Araştırma kapsamında yer alan konu başlıkları, katılımcılara yöneltilen soruların konularını da kapsamaktadır. Bu eksende çalışmada niteliksel bir yöntem kullanılarak derinlemesine görüşme uygulanmıştır.

Sosyal bilimler içerisinde nitel araştırma yöntemleri, belli bir konu ile ilgili araştırma yaparken o konunun “ne kadar” ya da “ne kadar iyi” olduğunu öğrenmekten çok daha geniş bir bakış açısı geliştirebilmek ile ilgilidir. Bu noktada nitel sözcüğü belli ortak özelliklerin paylaşılması ile ortaya çıkan yaklaşımları vurgulamaktadır. Nitel araştırmalar insan davranışlarının temel nedenlerini ve motivasyonlarını anlama amacıyla derinlemesine yapılan gözlem ve görüşmelerden hareket ederek, tümevarım yöntemiyle gerçeklere ulaşma amacındadır (Büyüköztürk, Kılıç Çakmak, Akgün, Karadeniz, Demirel, 2018; Arıkan, 2017). Morris’e göre, (2015: 3) derinlemesine görüşme gerçekleştirilirken karşılıklı bir konu üzerine tartışan iki kişinin varlığı ve ideal olarak tartışmanın rahat, açık ve dürüst olması gerekmektedir. Johnson, (2002: 106) derinlemesine görüşme yönteminde bilgi veren kişinin bir öğretmen, araştırma yapan araştırmacının ise öğrenci konumunda olduğunu ifade etmiştir. Herhangi bir konuya dair araştırma yapan kişi bilgileri edinmek için ön hazırlık içerisinde olmak zorundadır. Detaylı cevapların alınmasına imkân veren derinlemesine görüşme tekniği, karşıdaki kişinin bilgi, tecrübe ve duygularını farklı açılardan değerlendirme fırsatı da sunmaktadır (Gubrium & Holstein, 2001: 20).

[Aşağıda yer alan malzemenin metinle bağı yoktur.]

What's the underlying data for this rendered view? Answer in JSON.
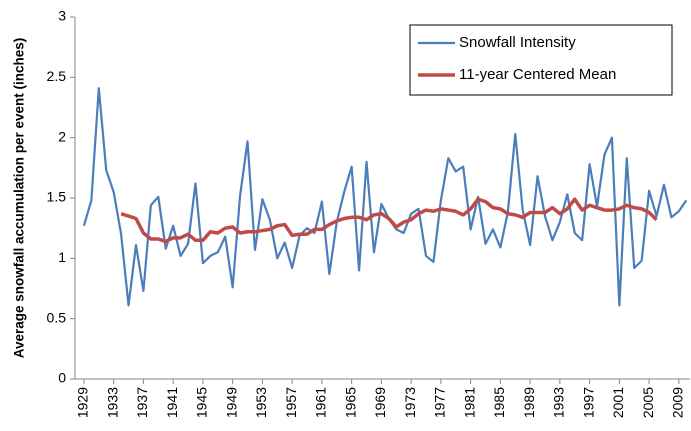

Derinlemesine görüşme yönteminde iki temel bileşen bulunmaktadır. Bu bileşenlerden biri araştırmayı yapan kişi, diğer bileşen işe deneyim ve bilgilerine başvurulan kişidir.

Görüşmeye katılan her iki taraf da birbirlerini etkilemekte ve yönlendirmektedir. Bu etkileşim ve araştırma sonucunda araştırmacının ortaya koymuş olduğu yargıların bilimsel rapor olarak değerlendirilmesi her iki tarafında ortak çabalarının, bilgi ve anlam inşa etmesi sonucunu oluşturmaktadır. Johnson’a göre (2002: 105) derinlemesine görüşme,

“Görüşme yapılan kişinin gerçek hayatta yaşadığı, aktivite, olay ve mekânları bütün yönleriyle aktarması” şeklinde tanımlanmaktadır. Derinlemesine görüşmede esnek, zengin

(15)

4

ve olabildiğince detaylı bir bilgi toplana yöntemi kullanılmakta, başka şekilde elde edilmesi mümkün olmayan verilere ulaşılması söz konusu olmaktadır. Bu doğrultuda görüşmeler sonucunda elde edilmiş nitel araştırma verileri, çalışma kapsamında oluşturulan

“Bulgular ve Değerlendirme” bölümünde katılımcıların görüş ve önerilerine dayandırılarak kullanılmıştır.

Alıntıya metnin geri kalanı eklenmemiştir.